As the decade progresses there are three signs that would indicate we are moving beyond this “mutual assured destruction” approach to climate change. We need to see all three.

First, are any of the players acting unilaterally to cut their emissions, against their perceived short-term interests? The obvious candidate is the European Union, itself a unique political formation where national sovereignty is pooled and co-operation has replaced competition in crucial areas. The EU has made a unilateral commitment to action on climate change, but it is a weak one. When you account for the caveats and the loopholes it adds up to less than half our fair share. So, will we see EU climate policy start to reflect the union’s pioneering nature? Will the EU move to cut its emissions by 40 per cent by 2020, in line with the science?

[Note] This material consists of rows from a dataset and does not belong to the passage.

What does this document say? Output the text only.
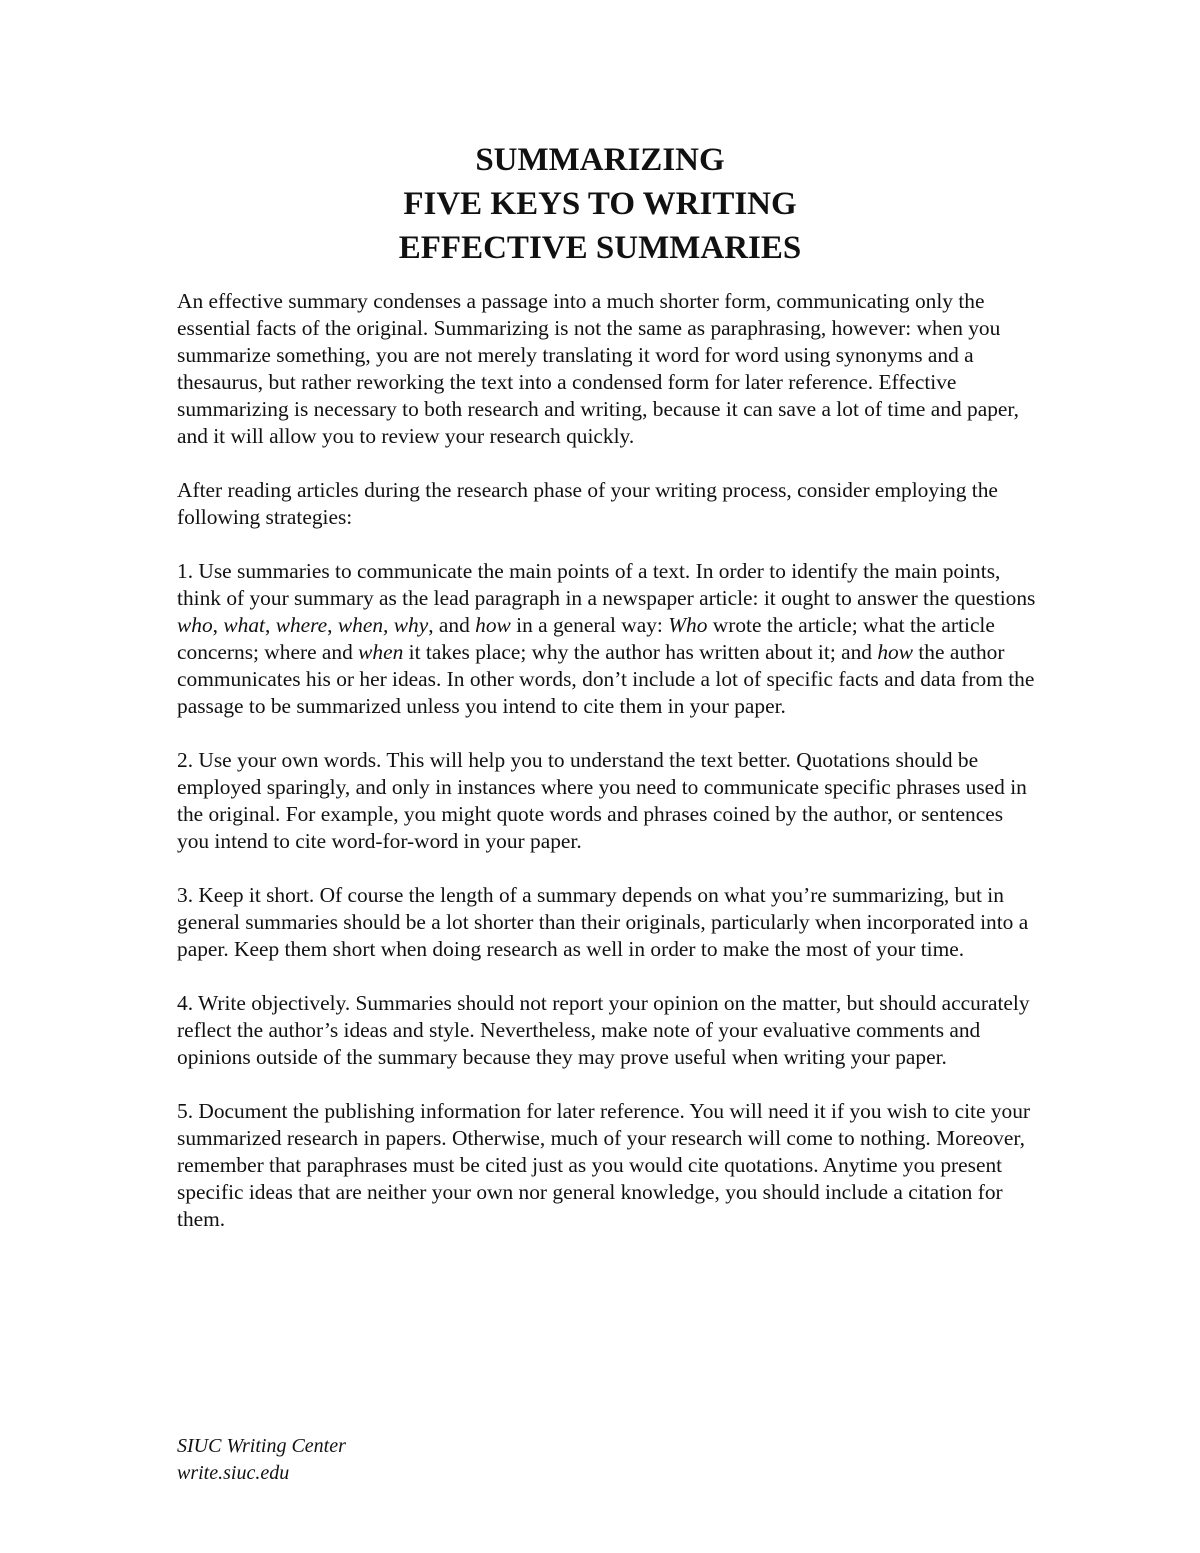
SUMMARIZING
FIVE KEYS TO WRITING
EFFECTIVE SUMMARIES

An effective summary condenses a passage into a much shorter form, communicating only the essential facts of the original. Summarizing is not the same as paraphrasing, however: when you summarize something, you are not merely translating it word for word using synonyms and a thesaurus, but rather reworking the text into a condensed form for later reference. Effective summarizing is necessary to both research and writing, because it can save a lot of time and paper, and it will allow you to review your research quickly.

After reading articles during the research phase of your writing process, consider employing the following strategies:

1. Use summaries to communicate the main points of a text. In order to identify the main points, think of your summary as the lead paragraph in a newspaper article: it ought to answer the questions who, what, where, when, why, and how in a general way: Who wrote the article; what the article concerns; where and when it takes place; why the author has written about it; and how the author communicates his or her ideas. In other words, don’t include a lot of specific facts and data from the passage to be summarized unless you intend to cite them in your paper.

2. Use your own words. This will help you to understand the text better. Quotations should be employed sparingly, and only in instances where you need to communicate specific phrases used in the original. For example, you might quote words and phrases coined by the author, or sentences you intend to cite word-for-word in your paper.

3. Keep it short. Of course the length of a summary depends on what you’re summarizing, but in general summaries should be a lot shorter than their originals, particularly when incorporated into a paper. Keep them short when doing research as well in order to make the most of your time.

4. Write objectively. Summaries should not report your opinion on the matter, but should accurately reflect the author’s ideas and style. Nevertheless, make note of your evaluative comments and opinions outside of the summary because they may prove useful when writing your paper.

5. Document the publishing information for later reference. You will need it if you wish to cite your summarized research in papers. Otherwise, much of your research will come to nothing. Moreover, remember that paraphrases must be cited just as you would cite quotations. Anytime you present specific ideas that are neither your own nor general knowledge, you should include a citation for them.

SIUC Writing Center
write.siuc.edu
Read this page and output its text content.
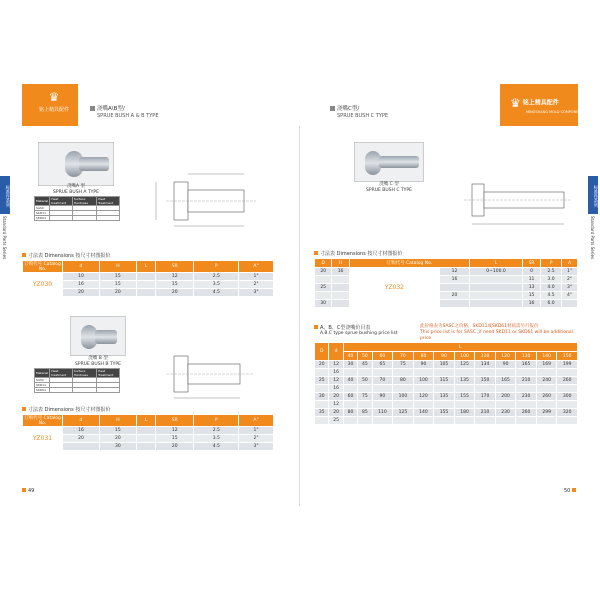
♛
铭上精具配件	浇嘴A\B型/
SPRUE BUSH A & B TYPE
标准件系列
Standard Parts Series
浇嘴A 型
SPRUE BUSH A TYPE
Material	Heat treatment	Surface Hardness	Heat Treatment
SASC			
SKD11			
SKD61			
寸法表 Dimensions 按尺寸材图报价
订购代号 Catalog No.	d	H	L	SR	P	A°
YZ030	10	15		12	2.5	1°
	16	15		15	3.5	2°
	20	20		20	4.5	3°
浇嘴 B 型
SPRUE BUSH B TYPE
Material	Heat treatment	Surface Hardness	Heat Treatment
SASC			
SKD11			
SKD61			
寸法表 Dimensions 按尺寸材图报价
订购代号 Catalog No.	d	H	L	SR	P	A°
YZ031	16	15		12	2.5	1°
	20	20		15	3.5	2°
		30		20	4.5	3°
49
♛ 铭上精具配件
MINGSHANG MOLD COMPONENTS
浇嘴C型/
SPRUE BUSH C TYPE
标准件系列
Standard Parts Series
浇嘴 C 型
SPRUE BUSH C TYPE
寸法表 Dimensions 按尺寸材图报价
D	H	订购代号 Catalog No.		L	SR	P	A
20	16	YZ032	12	0~100.0	0	2.5	1°
			16		11	3.0	2°
25					13	4.0	3°
			20		15	4.5	4°
30					16	6.0	
A、B、C型浇嘴价目表
A.B.C type sprue bushing price list
此价格表为SASC之价格，SKD11或SKD61材质需另行报价
This price list is for SASC ,if need SKD11 or SKD61 will be additional price
D	d	L											
		40	50	60	70	80	90	100	110	120	130	140	150
20	12	30	45	65	75	90	105	125	134	90	165	169	199
	16												
25	12	40	50	70	80	100	115	135	150	165	210	240	260
	16												
30	20	60	75	90	100	120	135	155	170	200	230	260	300
	12												
35	20	80	85	110	125	140	155	180	210	230	260	299	320
	25												
50
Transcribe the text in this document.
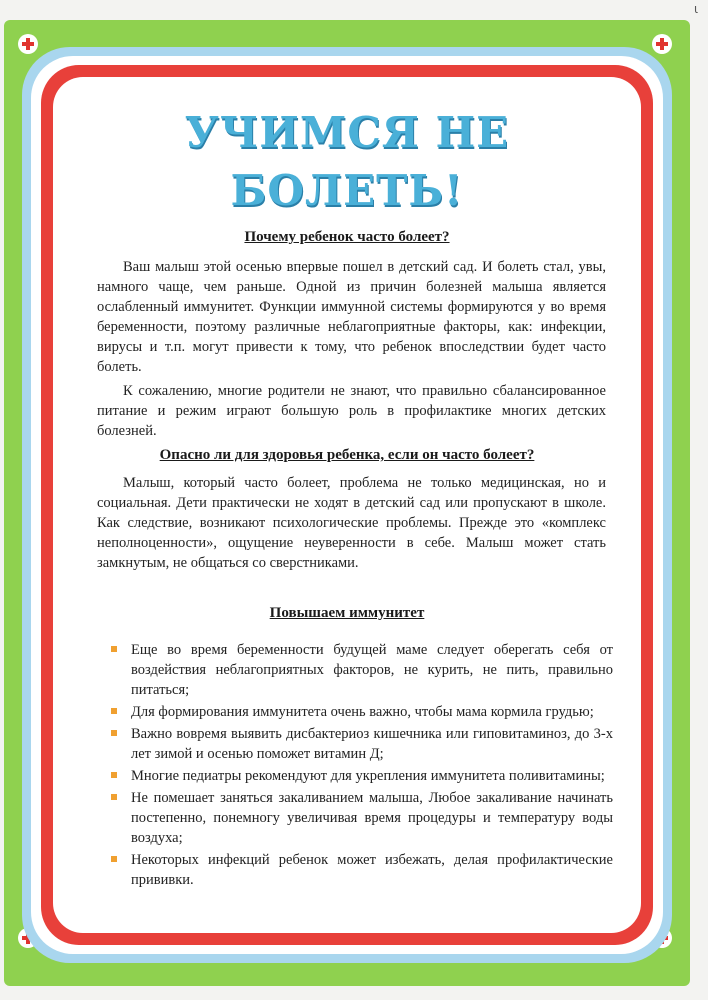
ι
УЧИМСЯ НЕ
БОЛЕТЬ!
Почему ребенок часто болеет?

Ваш малыш этой осенью впервые пошел в детский сад. И болеть стал, увы, намного чаще, чем раньше. Одной из причин болезней малыша является ослабленный иммунитет. Функции иммунной системы формируются у во время беременности, поэтому различные неблагоприятные факторы, как: инфекции, вирусы и т.п. могут привести к тому, что ребенок впоследствии будет часто болеть.

К сожалению, многие родители не знают, что правильно сбалансированное питание и режим играют большую роль в профилактике многих детских болезней.

Опасно ли для здоровья ребенка, если он часто болеет?

Малыш, который часто болеет, проблема не только медицинская, но и социальная. Дети практически не ходят в детский сад или пропускают в школе. Как следствие, возникают психологические проблемы. Прежде это «комплекс неполноценности», ощущение неуверенности в себе. Малыш может стать замкнутым, не общаться со сверстниками.

Повышаем иммунитет
Еще во время беременности будущей маме следует оберегать себя от воздействия неблагоприятных факторов, не курить, не пить, правильно питаться;
Для формирования иммунитета очень важно, чтобы мама кормила грудью;
Важно вовремя выявить дисбактериоз кишечника или гиповитаминоз, до 3-х лет зимой и осенью поможет витамин Д;
Многие педиатры рекомендуют для укрепления иммунитета поливитамины;
Не помешает заняться закаливанием малыша, Любое закаливание начинать постепенно, понемногу увеличивая время процедуры и температуру воды воздуха;
Некоторых инфекций ребенок может избежать, делая профилактические прививки.
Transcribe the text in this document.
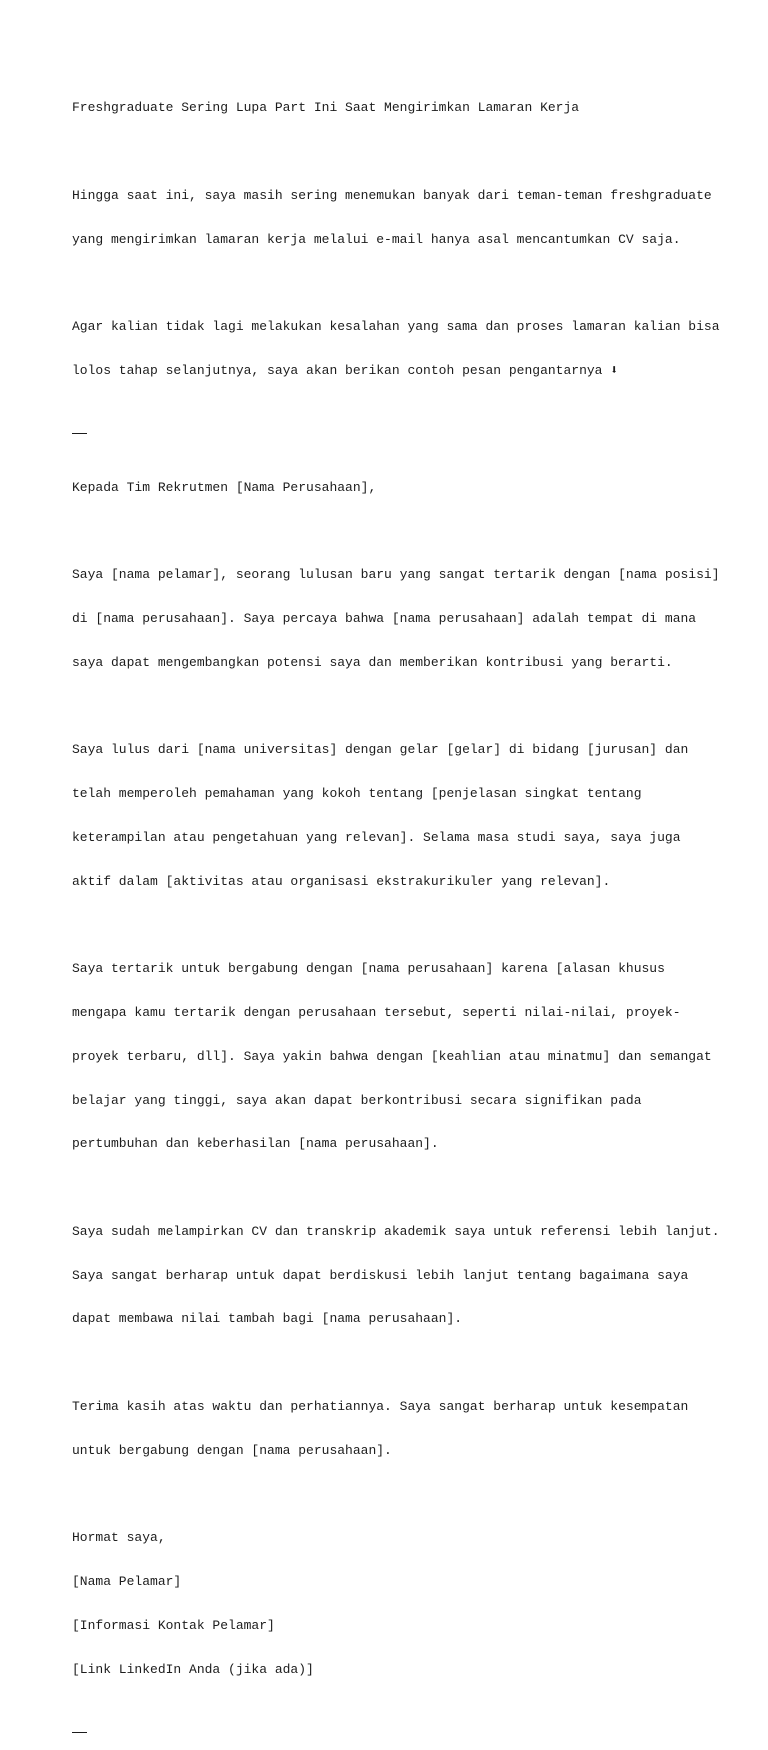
Freshgraduate Sering Lupa Part Ini Saat Mengirimkan Lamaran Kerja

Hingga saat ini, saya masih sering menemukan banyak dari teman-teman freshgraduate

yang mengirimkan lamaran kerja melalui e-mail hanya asal mencantumkan CV saja.

Agar kalian tidak lagi melakukan kesalahan yang sama dan proses lamaran kalian bisa

lolos tahap selanjutnya, saya akan berikan contoh pesan pengantarnya ⬇

Kepada Tim Rekrutmen [Nama Perusahaan],

Saya [nama pelamar], seorang lulusan baru yang sangat tertarik dengan [nama posisi]

di [nama perusahaan]. Saya percaya bahwa [nama perusahaan] adalah tempat di mana

saya dapat mengembangkan potensi saya dan memberikan kontribusi yang berarti.

Saya lulus dari [nama universitas] dengan gelar [gelar] di bidang [jurusan] dan

telah memperoleh pemahaman yang kokoh tentang [penjelasan singkat tentang

keterampilan atau pengetahuan yang relevan]. Selama masa studi saya, saya juga

aktif dalam [aktivitas atau organisasi ekstrakurikuler yang relevan].

Saya tertarik untuk bergabung dengan [nama perusahaan] karena [alasan khusus

mengapa kamu tertarik dengan perusahaan tersebut, seperti nilai-nilai, proyek-

proyek terbaru, dll]. Saya yakin bahwa dengan [keahlian atau minatmu] dan semangat

belajar yang tinggi, saya akan dapat berkontribusi secara signifikan pada

pertumbuhan dan keberhasilan [nama perusahaan].

Saya sudah melampirkan CV dan transkrip akademik saya untuk referensi lebih lanjut.

Saya sangat berharap untuk dapat berdiskusi lebih lanjut tentang bagaimana saya

dapat membawa nilai tambah bagi [nama perusahaan].

Terima kasih atas waktu dan perhatiannya. Saya sangat berharap untuk kesempatan

untuk bergabung dengan [nama perusahaan].

Hormat saya,

[Nama Pelamar]

[Informasi Kontak Pelamar]

[Link LinkedIn Anda (jika ada)]
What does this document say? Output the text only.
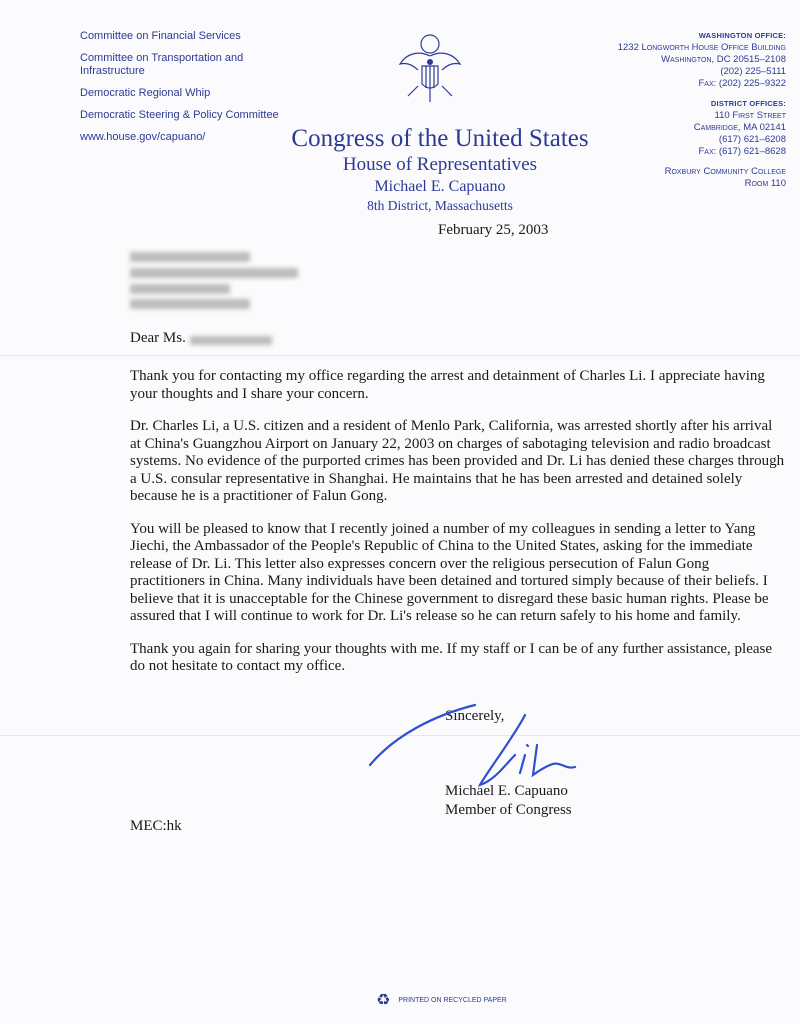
Committee on Financial Services
Committee on Transportation and Infrastructure
Democratic Regional Whip
Democratic Steering & Policy Committee
www.house.gov/capuano/	Congress of the United States
House of Representatives
Michael E. Capuano
8th District, Massachusetts
WASHINGTON OFFICE:
1232 Longworth House Office Building
Washington, DC 20515–2108
(202) 225–5111
Fax: (202) 225–9322
DISTRICT OFFICES:
110 First Street
Cambridge, MA 02141
(617) 621–6208
Fax: (617) 621–8628
Roxbury Community College
Room 110
February 25, 2003
Dear Ms.

Thank you for contacting my office regarding the arrest and detainment of Charles Li. I appreciate having your thoughts and I share your concern.

Dr. Charles Li, a U.S. citizen and a resident of Menlo Park, California, was arrested shortly after his arrival at China's Guangzhou Airport on January 22, 2003 on charges of sabotaging television and radio broadcast systems. No evidence of the purported crimes has been provided and Dr. Li has denied these charges through a U.S. consular representative in Shanghai. He maintains that he has been arrested and detained solely because he is a practitioner of Falun Gong.

You will be pleased to know that I recently joined a number of my colleagues in sending a letter to Yang Jiechi, the Ambassador of the People's Republic of China to the United States, asking for the immediate release of Dr. Li. This letter also expresses concern over the religious persecution of Falun Gong practitioners in China. Many individuals have been detained and tortured simply because of their beliefs. I believe that it is unacceptable for the Chinese government to disregard these basic human rights. Please be assured that I will continue to work for Dr. Li's release so he can return safely to his home and family.

Thank you again for sharing your thoughts with me. If my staff or I can be of any further assistance, please do not hesitate to contact my office.

Sincerely,
Michael E. Capuano
Member of Congress
MEC:hk
♻ PRINTED ON RECYCLED PAPER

The union could act on the courage of its convictions. Those advocating the abolition of slavery did not say they would only free half their slaves until their competitors freed theirs. The EU could also act based on its long-term economic interest. A low-carbon economy will build energy security, resilience and sustainable jobs for the rest of the century.

China is acting to limit its future emissions, despite its determination not to be legally bound to do so. And the US is moving too, faster at state and company level than federal level. If the early years of this decade see these players significantly limit their emissions it will be both a sign of hope and an international confidence-building measure.

Second, will the emerging transnational forces gain the strength and focus to push nation states towards a global deal? The run-in to Copenhagen saw supranational civil society coalition-building reach new heights, with the likes of 350.org, Avaaz and the tcktcktck campaign mobilising hundreds of thousands of people across the world. Friends of the Earth alone had 500 activists in Copenhagen, representing our two million supporters across 77 countries. On the business side, lobbyists for polluting interests still hold the upper hand – but this time more than 500 transnational corporations signed a Copenhagen communique most of which could just as easily have been written by non-governmental organisation campaigners.

Third, will our governments manage to agree a new treaty that provides a global framework for action and “mutual assured survival” rather than destruction? This is the key test. Can we lift our eyes to the horizon long enough to put aside short-term national advantage? This past decade there has been much talk of the G8, the G20 and now the G2, China and the US. But the new treaty must institutionalise the G1: humanity, and our common cause to protect the only ecosystem that supports our existence.

The coming decade will require you to decide where you stand, and soon.